O anoitecer vermelho se derramava sobre a planície da mesma cor e até podia confundir quem não conhecia aquela parte do continente; ali, por mais que parecesse, ainda não era o inferno.
Os motores dos veículos roncavam com fúria, o mesmo sentimento que batia como punhos na parte alta da cabeça de Ziggy, por detrás dos olhos. O certo era se controlar, buscar um equilíbrio, ajeitar-se na vida como Montoya, ter um hobby como Rhys com os seus cutelos ou os cavalos para Keid. Mas ele e Jenko preferiam viver todos os tons da devassidão.
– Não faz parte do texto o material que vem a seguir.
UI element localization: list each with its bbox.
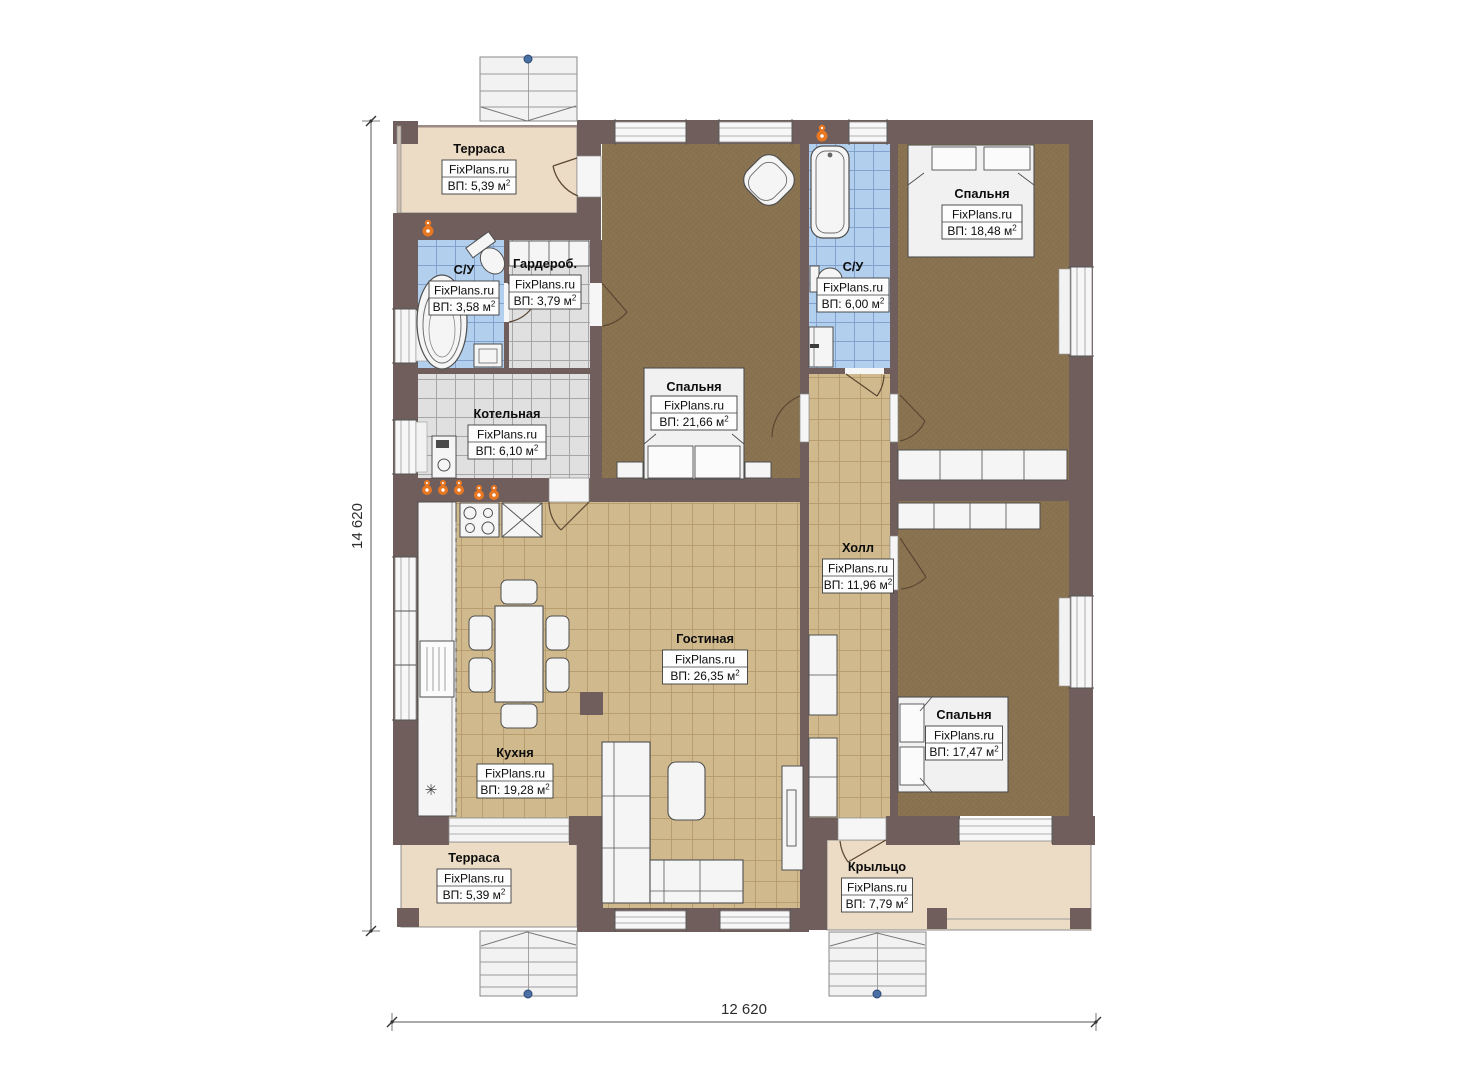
svg-text:ВП: 18,48 м2: ВП: 18,48 м2	[947, 224, 1017, 239]
svg-text:ВП: 3,79 м2: ВП: 3,79 м2	[514, 294, 577, 309]
svg-text:ВП: 26,35 м2: ВП: 26,35 м2	[670, 669, 740, 684]
svg-text:ВП: 5,39 м2: ВП: 5,39 м2	[443, 888, 506, 903]
svg-text:FixPlans.ru: FixPlans.ru	[675, 653, 735, 667]
svg-text:Кухня: Кухня	[496, 745, 533, 760]
svg-text:✳: ✳	[425, 782, 438, 799]
svg-text:FixPlans.ru: FixPlans.ru	[952, 208, 1012, 222]
svg-text:FixPlans.ru: FixPlans.ru	[485, 767, 545, 781]
svg-text:14 620: 14 620	[349, 503, 366, 549]
svg-text:FixPlans.ru: FixPlans.ru	[664, 399, 724, 413]
svg-text:ВП: 17,47 м2: ВП: 17,47 м2	[929, 745, 999, 760]
svg-text:FixPlans.ru: FixPlans.ru	[934, 729, 994, 743]
svg-text:С/У: С/У	[843, 259, 865, 274]
svg-text:FixPlans.ru: FixPlans.ru	[449, 163, 509, 177]
svg-text:ВП: 21,66 м2: ВП: 21,66 м2	[659, 415, 729, 430]
svg-text:FixPlans.ru: FixPlans.ru	[434, 284, 494, 298]
svg-text:ВП: 7,79 м2: ВП: 7,79 м2	[846, 897, 909, 912]
svg-text:Терраса: Терраса	[453, 141, 505, 156]
svg-text:Спальня: Спальня	[954, 186, 1009, 201]
svg-text:FixPlans.ru: FixPlans.ru	[847, 881, 907, 895]
svg-text:ВП: 19,28 м2: ВП: 19,28 м2	[480, 783, 550, 798]
svg-text:FixPlans.ru: FixPlans.ru	[823, 281, 883, 295]
svg-text:ВП: 11,96 м2: ВП: 11,96 м2	[824, 578, 893, 593]
svg-text:Гостиная: Гостиная	[676, 631, 734, 646]
svg-text:Гардероб.: Гардероб.	[513, 256, 577, 271]
svg-text:С/У: С/У	[454, 262, 476, 277]
svg-text:FixPlans.ru: FixPlans.ru	[444, 872, 504, 886]
svg-text:Спальня: Спальня	[936, 707, 991, 722]
svg-text:12 620: 12 620	[721, 1001, 767, 1018]
svg-text:Холл: Холл	[842, 540, 874, 555]
svg-text:FixPlans.ru: FixPlans.ru	[477, 428, 537, 442]
svg-text:Спальня: Спальня	[666, 379, 721, 394]
svg-text:Терраса: Терраса	[448, 850, 500, 865]
svg-text:ВП: 5,39 м2: ВП: 5,39 м2	[448, 179, 511, 194]
svg-text:FixPlans.ru: FixPlans.ru	[515, 278, 575, 292]
svg-text:Крыльцо: Крыльцо	[848, 859, 906, 874]
svg-text:ВП: 6,00 м2: ВП: 6,00 м2	[822, 297, 885, 312]
svg-text:ВП: 6,10 м2: ВП: 6,10 м2	[476, 444, 539, 459]
svg-text:FixPlans.ru: FixPlans.ru	[828, 562, 888, 576]
svg-text:Котельная: Котельная	[473, 406, 540, 421]
svg-text:ВП: 3,58 м2: ВП: 3,58 м2	[433, 300, 496, 315]
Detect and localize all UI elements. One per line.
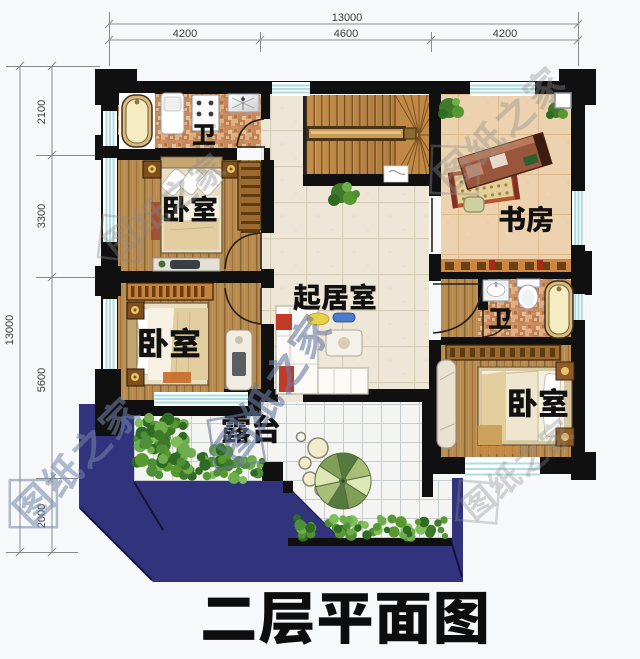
svg-text:13000: 13000 (4, 315, 16, 346)
svg-text:4600: 4600 (334, 28, 358, 40)
svg-text:3300: 3300 (36, 204, 48, 228)
svg-text:4200: 4200 (493, 28, 517, 40)
svg-text:5600: 5600 (36, 368, 48, 392)
svg-text:13000: 13000 (332, 12, 363, 24)
svg-text:4200: 4200 (173, 28, 197, 40)
svg-text:2100: 2100 (36, 100, 48, 124)
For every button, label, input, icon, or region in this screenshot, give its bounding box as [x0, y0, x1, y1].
Reduziu a velocidade, sinalizando ao outro para que fizesse o mesmo, assim, eles se mantiveram lado a lado observando o cenário ao redor.
A vegetação verde achatada no solo seco se expandia até a base das montanhas encravadas imponentes como se formassem um labirinto cortado por desfiladeiros, cercando o vale moldado pelo rio de água escura.
Os skinners eram tradicionalmente nômades. Porém, parte deles se refugiava em cavernas nas montanhas e, de modo hierárquico, os que chefiavam os grupos moravam em cidades mais povoadas, como Novo Partilho e outras tantas.
Ziggy silenciou a moto, e Jenko fez o mesmo com a picape. Esperaram anoitecer para que os esfoladores saíssem de seus esconderijos. Pois, quando fixavam acampamento a poucos quilômetros de um vilarejo, era certo que se reuniriam à noite para atacar os comboios que chegassem ou saíssem de lá.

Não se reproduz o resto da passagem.